It's about nothing more or less than pure finances. 

WeWork has to go public as soon as possible before it runs into a problem raising growth capital, which it particularly relies on for its business model. 

In short, Tiernan Ray, tech columnist for TheStreet, described the company's situation in a recent article in which he quoted Pierre Ferragu, an analyst with New Street Research. WeWork needs to raise public equity as soon as possible so it has the cash it needs to secure a line of credit from lenders. It needs that line of credit so it has the money needed to buy leases to get new tenants as it leases out properties for a long period of time. Without that long-term funding, WeWork doesn't have a stable business model. 

TheStreet's Tech Editor Nelson Wang noted that its "access to a $6 billion line of credit is contingent upon them successfully IPO-ing and raising at least $3 billion in cash because of the IPO, so their business model is very cash intensive." He added, "In order for them to expand as rapidly as they have in the past, they need that access to capital."
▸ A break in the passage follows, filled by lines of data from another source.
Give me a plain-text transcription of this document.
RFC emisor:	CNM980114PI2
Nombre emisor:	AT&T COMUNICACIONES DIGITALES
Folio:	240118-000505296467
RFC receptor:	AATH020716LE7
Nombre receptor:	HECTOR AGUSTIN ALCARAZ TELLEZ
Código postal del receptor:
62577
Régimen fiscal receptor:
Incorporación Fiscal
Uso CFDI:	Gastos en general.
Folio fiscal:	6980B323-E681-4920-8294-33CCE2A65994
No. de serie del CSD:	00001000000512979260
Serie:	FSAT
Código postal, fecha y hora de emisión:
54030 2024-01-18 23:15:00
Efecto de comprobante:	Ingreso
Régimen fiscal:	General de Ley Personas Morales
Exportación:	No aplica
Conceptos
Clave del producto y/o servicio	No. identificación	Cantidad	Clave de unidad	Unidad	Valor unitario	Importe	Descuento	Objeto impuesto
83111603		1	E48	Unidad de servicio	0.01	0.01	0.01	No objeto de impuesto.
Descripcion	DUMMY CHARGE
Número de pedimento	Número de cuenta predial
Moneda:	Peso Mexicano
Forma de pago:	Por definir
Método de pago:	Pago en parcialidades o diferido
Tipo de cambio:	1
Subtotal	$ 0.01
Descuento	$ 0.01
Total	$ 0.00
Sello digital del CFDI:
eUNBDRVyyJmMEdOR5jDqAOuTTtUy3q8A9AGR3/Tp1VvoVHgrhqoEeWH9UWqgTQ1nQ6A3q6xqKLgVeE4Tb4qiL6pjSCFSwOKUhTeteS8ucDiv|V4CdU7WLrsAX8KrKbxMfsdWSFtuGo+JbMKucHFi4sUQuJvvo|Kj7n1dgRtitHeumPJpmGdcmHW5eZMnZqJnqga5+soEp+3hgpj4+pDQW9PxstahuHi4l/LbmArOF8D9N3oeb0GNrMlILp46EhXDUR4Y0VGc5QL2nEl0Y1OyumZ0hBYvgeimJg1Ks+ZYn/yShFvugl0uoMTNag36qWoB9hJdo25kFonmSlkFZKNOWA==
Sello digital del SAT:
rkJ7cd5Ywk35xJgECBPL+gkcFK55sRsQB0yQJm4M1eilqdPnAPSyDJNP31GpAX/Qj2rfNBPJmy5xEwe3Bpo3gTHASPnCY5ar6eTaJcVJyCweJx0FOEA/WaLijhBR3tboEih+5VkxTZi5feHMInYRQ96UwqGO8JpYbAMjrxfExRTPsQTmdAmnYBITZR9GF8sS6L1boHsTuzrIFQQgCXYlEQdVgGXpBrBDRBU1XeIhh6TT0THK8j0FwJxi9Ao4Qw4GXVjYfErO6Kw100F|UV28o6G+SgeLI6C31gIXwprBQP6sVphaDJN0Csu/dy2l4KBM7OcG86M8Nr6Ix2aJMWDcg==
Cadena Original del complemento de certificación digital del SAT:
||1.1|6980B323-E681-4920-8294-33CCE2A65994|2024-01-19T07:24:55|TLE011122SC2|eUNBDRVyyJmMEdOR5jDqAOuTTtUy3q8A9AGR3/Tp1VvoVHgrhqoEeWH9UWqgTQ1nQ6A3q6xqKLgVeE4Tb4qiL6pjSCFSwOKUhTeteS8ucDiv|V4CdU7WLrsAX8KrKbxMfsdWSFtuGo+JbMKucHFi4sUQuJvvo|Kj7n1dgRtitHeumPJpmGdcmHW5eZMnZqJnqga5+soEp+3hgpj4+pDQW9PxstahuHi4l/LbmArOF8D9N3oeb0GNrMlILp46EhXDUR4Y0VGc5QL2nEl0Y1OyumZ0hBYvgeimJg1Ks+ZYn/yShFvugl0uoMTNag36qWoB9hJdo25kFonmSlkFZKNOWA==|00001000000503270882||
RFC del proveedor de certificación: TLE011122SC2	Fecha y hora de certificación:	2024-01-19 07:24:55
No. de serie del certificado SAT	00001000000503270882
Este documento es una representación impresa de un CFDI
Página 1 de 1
So what happens if WeWork fails to go public?

Ray said, "if they were not to get this IPO, and if they don't get this $6 billion line of credit that's contingent on that IPO, they have to go looking in the private markets." The amount of capital raised in a private round of financing would likely be less than that of a public round.  

Notably, Adam Neumann, WeWork founder and CEO was forced to step down as CEO. This could conceivably make an IPO more likely, as investors had indicated they preferred Neumann does not run the company.